# Brecon Beacons National Park (Three peaks)



## hobbsy1010 (Jun 4, 2011)

A day off on Friday and a fair weather report was a good enough reason to pack the ruck sack and head for 'The Hills'!

An early start and forty minutes(by van) later me and Brook are in the heart of one of our National Parks called the Brecon Beacons with some of the highest peaks in Wales.

Our 'Trek' was to take in three peaks Cribyn, Pen y Fan(the highest mountain in southern Britain 886metres or 2,907ft) and Corn Du. This area is a well known training/playground for our Special Forces Regiments of the SAS, Gurkha's and SBS. They do the Trek with a few more miles added on and 'Twice' a day with a full rucksac kit!!!!

It was a big circular walk about 10.5 miles in total. A challenging walk taking in some breath taking scenery of the Welsh Highlands incorporating a 'Roman Road' (there is some argument as to weather it is 'Roman' or not, but it is certainly an ancient track, well used and well worn over the centuries).

We also took in a Bronze Age burial cairn, the remains of a peat bog and a small glacial lake.

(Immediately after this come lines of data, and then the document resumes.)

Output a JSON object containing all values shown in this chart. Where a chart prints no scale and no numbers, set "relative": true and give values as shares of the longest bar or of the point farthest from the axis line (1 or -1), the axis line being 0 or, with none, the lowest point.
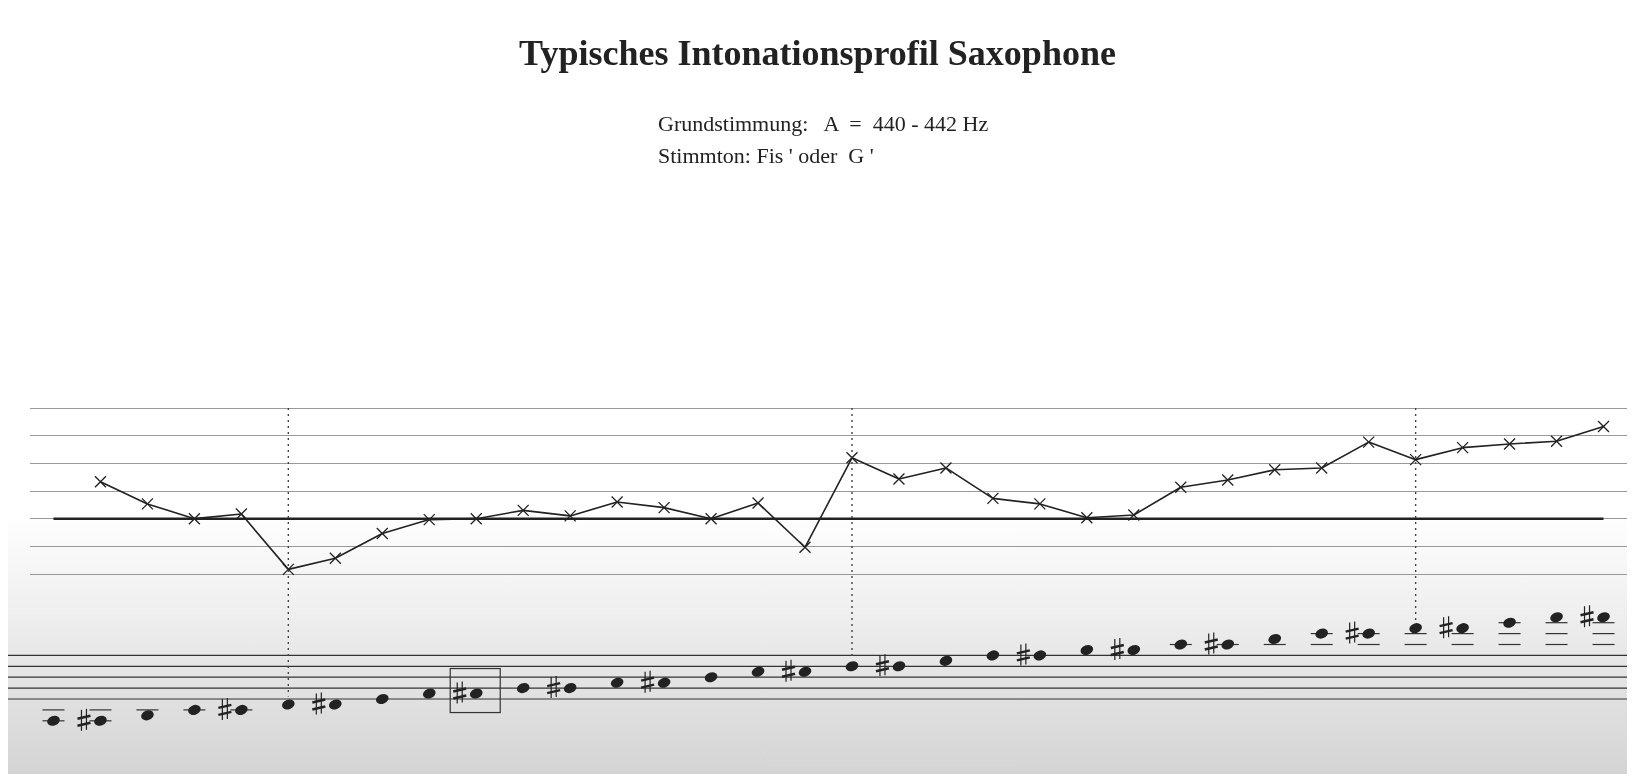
{
  "chart_data": {
    "type": "line",
    "title": "Typisches Intonationsprofil Saxophone",
    "annotations": [
      "Grundstimmung:   A  =  440 - 442 Hz",
      "Stimmton: Fis ' oder  G '"
    ],
    "categories": [
      null,
      null,
      null,
      null,
      null,
      null,
      null,
      null,
      null,
      null,
      null,
      null,
      null,
      null,
      null,
      null,
      null,
      null,
      null,
      null,
      null,
      null,
      null,
      null,
      null,
      null,
      null,
      null,
      null,
      null,
      null,
      null,
      null,
      null
    ],
    "series": [
      {
        "color": "#222222",
        "values": [
          null,
          0.4,
          0.16,
          0,
          0.05,
          -0.55,
          -0.43,
          -0.16,
          -0.01,
          0,
          0.09,
          0.03,
          0.18,
          0.12,
          0,
          0.17,
          -0.31,
          0.66,
          0.43,
          0.55,
          0.22,
          0.16,
          0.01,
          0.04,
          0.34,
          0.42,
          0.53,
          0.55,
          0.83,
          0.64,
          0.77,
          0.81,
          0.84,
          1
        ]
      }
    ],
    "relative": true,
    "marker": "cross",
    "line_style": "solid",
    "grid": true
  }
}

Brook had two boiled eggs (special treat) at the summit and I a cheese sandwich and a KitKat (choc bar).The descent was a little quicker and the mist lifted as the day went on

We arrived home mid afternoon and after a shower both 'crashed' out on the settee for a few hours, well deserved 'KIP'

Here is a link to more photo's of our 'Three Peak Trek'

https://picasaweb.google.com/lh/sre...37905&authkey=Gv1sRgCN2O4ejQzafNUg&feat=email


----------



## R E McCraith (Nov 24, 2011)

Hope SAM had some great scotch in is backpack - the only way to end a great HIKE! allthough BURBON is better - LOL


----------



## Lindsey1420 (Jan 28, 2012)

Sounds like ya all had a great time. I wish I had something like that in my area :'(. Love me a KitKat bar!!


----------